Gold is up about 17% over the past year to mid-March. Gold does tend to be a kind of “fear barometer,” and it made some gains as the pandemic raged around the world. It’s also easy to trade as an asset. But it’s volatile, and its predictive value is questionable. Consider that it’s down about 8% year to date. Still, unlike cryptocurrency, gold is considered a “safe haven” asset when financial conditions deteriorate badly. It is a physical commodity with limited supply and continues to be in demand both for jewelry and industrial applications, and these factors also tend to influence the price, albeit on a cyclical basis.

If you’re truly nervous about global business and financial conditions, it doesn’t hurt to have a small allocation to gold as a cushion against troubled times. But bear in mind that gold is also a non-productive asset – it has no yield and produces no income. The only growth available is through capital gain, and that depends entirely on the vagaries of the commodity markets. When you buy gold in the hopes of selling it later at a profit, you are speculating, not investing. 

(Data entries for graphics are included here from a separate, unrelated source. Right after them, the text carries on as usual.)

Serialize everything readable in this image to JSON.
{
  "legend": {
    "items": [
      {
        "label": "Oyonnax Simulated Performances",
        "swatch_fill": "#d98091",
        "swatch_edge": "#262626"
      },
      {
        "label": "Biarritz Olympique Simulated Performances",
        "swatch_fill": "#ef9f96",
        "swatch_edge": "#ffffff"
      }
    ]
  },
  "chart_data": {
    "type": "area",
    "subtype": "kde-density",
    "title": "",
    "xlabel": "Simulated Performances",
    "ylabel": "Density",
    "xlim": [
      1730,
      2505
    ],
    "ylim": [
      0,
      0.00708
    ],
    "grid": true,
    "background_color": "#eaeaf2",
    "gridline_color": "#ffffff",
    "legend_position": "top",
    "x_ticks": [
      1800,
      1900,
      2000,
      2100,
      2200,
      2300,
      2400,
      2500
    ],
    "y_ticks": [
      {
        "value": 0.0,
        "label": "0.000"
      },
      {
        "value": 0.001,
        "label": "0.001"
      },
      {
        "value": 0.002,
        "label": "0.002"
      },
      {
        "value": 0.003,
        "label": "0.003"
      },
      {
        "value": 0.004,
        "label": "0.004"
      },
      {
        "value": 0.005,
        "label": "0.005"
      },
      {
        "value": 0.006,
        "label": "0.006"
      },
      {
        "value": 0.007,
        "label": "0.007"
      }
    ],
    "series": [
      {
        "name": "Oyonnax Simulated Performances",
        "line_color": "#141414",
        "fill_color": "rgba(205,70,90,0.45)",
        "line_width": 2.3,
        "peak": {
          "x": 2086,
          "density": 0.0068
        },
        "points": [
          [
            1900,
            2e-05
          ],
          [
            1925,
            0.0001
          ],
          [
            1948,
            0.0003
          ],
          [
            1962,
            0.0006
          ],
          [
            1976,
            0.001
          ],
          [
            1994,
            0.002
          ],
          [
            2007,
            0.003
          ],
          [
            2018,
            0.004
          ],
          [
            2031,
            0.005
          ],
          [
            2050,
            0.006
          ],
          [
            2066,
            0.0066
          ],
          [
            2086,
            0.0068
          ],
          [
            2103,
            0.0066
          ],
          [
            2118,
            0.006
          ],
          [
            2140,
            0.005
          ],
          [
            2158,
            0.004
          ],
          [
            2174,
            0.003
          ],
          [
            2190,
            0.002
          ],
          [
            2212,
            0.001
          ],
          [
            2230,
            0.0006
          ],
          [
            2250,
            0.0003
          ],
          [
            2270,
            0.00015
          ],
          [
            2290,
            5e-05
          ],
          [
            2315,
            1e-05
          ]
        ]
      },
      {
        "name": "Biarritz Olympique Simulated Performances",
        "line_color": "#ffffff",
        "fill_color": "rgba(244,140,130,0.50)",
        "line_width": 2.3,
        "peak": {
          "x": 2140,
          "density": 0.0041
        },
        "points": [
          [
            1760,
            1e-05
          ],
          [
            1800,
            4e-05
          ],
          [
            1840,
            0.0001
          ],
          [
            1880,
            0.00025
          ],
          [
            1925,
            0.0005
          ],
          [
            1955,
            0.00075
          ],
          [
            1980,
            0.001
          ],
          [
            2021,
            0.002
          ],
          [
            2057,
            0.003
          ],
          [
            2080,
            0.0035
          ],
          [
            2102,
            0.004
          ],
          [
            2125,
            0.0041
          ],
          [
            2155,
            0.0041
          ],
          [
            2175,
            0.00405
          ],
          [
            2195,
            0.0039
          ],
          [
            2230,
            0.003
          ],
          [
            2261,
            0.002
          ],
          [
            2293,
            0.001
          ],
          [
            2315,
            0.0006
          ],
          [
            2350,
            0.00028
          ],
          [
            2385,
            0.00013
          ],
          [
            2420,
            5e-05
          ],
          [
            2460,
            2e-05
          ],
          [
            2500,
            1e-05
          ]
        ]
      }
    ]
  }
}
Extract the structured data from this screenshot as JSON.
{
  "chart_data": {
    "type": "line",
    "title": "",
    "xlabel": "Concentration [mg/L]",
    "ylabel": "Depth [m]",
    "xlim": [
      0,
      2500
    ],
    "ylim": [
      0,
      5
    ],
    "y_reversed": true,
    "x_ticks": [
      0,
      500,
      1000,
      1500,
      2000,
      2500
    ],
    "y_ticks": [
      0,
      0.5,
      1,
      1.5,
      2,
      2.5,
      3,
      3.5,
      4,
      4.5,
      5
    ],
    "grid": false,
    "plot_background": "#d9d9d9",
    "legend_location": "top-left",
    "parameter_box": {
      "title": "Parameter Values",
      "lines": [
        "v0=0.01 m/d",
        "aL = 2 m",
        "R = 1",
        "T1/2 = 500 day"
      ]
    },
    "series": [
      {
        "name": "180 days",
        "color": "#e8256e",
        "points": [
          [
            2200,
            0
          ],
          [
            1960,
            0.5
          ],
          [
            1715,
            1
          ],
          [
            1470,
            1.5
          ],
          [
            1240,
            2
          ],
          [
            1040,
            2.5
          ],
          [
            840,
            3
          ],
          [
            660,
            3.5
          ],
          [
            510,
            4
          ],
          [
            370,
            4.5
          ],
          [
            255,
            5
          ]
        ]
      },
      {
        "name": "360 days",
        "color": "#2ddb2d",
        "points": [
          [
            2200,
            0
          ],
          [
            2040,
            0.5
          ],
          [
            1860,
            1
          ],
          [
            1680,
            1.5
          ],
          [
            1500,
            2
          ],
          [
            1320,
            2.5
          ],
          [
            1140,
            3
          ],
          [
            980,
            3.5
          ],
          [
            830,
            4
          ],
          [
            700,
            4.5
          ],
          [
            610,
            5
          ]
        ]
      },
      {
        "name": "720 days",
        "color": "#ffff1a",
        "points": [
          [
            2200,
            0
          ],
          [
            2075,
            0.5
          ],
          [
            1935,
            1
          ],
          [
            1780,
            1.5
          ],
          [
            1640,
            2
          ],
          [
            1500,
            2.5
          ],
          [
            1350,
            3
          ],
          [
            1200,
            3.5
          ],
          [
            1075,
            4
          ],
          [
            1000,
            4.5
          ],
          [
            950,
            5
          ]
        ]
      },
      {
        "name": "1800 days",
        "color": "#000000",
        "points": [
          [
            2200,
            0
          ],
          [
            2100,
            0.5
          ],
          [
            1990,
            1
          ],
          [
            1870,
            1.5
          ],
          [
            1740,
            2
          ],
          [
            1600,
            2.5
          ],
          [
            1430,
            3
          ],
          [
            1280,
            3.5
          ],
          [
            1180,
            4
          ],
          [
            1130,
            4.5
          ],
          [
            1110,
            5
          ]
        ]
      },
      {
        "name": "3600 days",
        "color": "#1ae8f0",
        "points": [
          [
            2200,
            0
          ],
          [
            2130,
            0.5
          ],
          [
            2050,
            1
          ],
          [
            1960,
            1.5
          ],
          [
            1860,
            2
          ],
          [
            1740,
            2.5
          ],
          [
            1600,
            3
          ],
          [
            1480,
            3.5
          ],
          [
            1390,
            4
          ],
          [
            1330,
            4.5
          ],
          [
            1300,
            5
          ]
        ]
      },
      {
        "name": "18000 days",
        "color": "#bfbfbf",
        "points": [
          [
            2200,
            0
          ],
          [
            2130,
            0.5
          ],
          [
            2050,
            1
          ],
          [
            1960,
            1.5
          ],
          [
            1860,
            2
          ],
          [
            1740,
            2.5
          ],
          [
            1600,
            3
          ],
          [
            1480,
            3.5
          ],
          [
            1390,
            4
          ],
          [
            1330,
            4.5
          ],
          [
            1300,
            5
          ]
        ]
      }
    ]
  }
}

Speculating versus investing

Unlike an investment in, say, a stock or a bond, where you expect the asset to produce a return in the form of interest or dividends, holding cryptocurrency or gold provides no return at all. You essentially hope that you can sell the asset down the road to someone who’s willing to buy it at a higher price than you did. Will there be such buyers down the road? Will there be such a big demand for (or a sudden shortage of) of the asset that you’ll profit handsomely when you sell? Who knows? When you purchase these types of assets, you’re betting that there will be. And note the key word there: “betting.” 

A small allocation to gold may be useful as a crisis or inflation hedge. Cryptocurrency seems to have no immediate use other than as a way to shield transactions from the tax department. And that’s exactly what it’s widely used for – it’s particularly in favour with the criminal element for money laundering and other applications where anonymity is a must. You can be sure that governments the world over are putting cryptocurrency under the microscope, and it’s a fair bet that their days as an unregulated, anonymous currency wild west show are numbered.

If you are tempted to speculate, bear in mind that you could lose most or all of your stake. That’s the nature of speculation. If you’re still determined to go ahead, try to get a handle on some of the risks involved. One of the key risks is liquidity risk. How easy would it be for you to sell your speculative asset? With penny stocks, for example, either unlisted or on venture exchanges, you can discover quickly what kind of trading volume is available. Gold ETFs are also transparent and liquid. Not so much with physical gold. 

Cryptocurrency has no regulated central market to gauge liquidity, there is no “price discovery” mechanism, and it’s impossible to assign a risk premium. So speculating in cryptocurrency is pretty much like going to Las Vegas and putting your entire stake on a single number on the roulette wheel. 

When it comes to investment assets, it makes a whole lot more sense to purchase ownership in something that grows intrinsically while rewarding you along the way than it is to hold a completely speculative asset like cryptocurrency.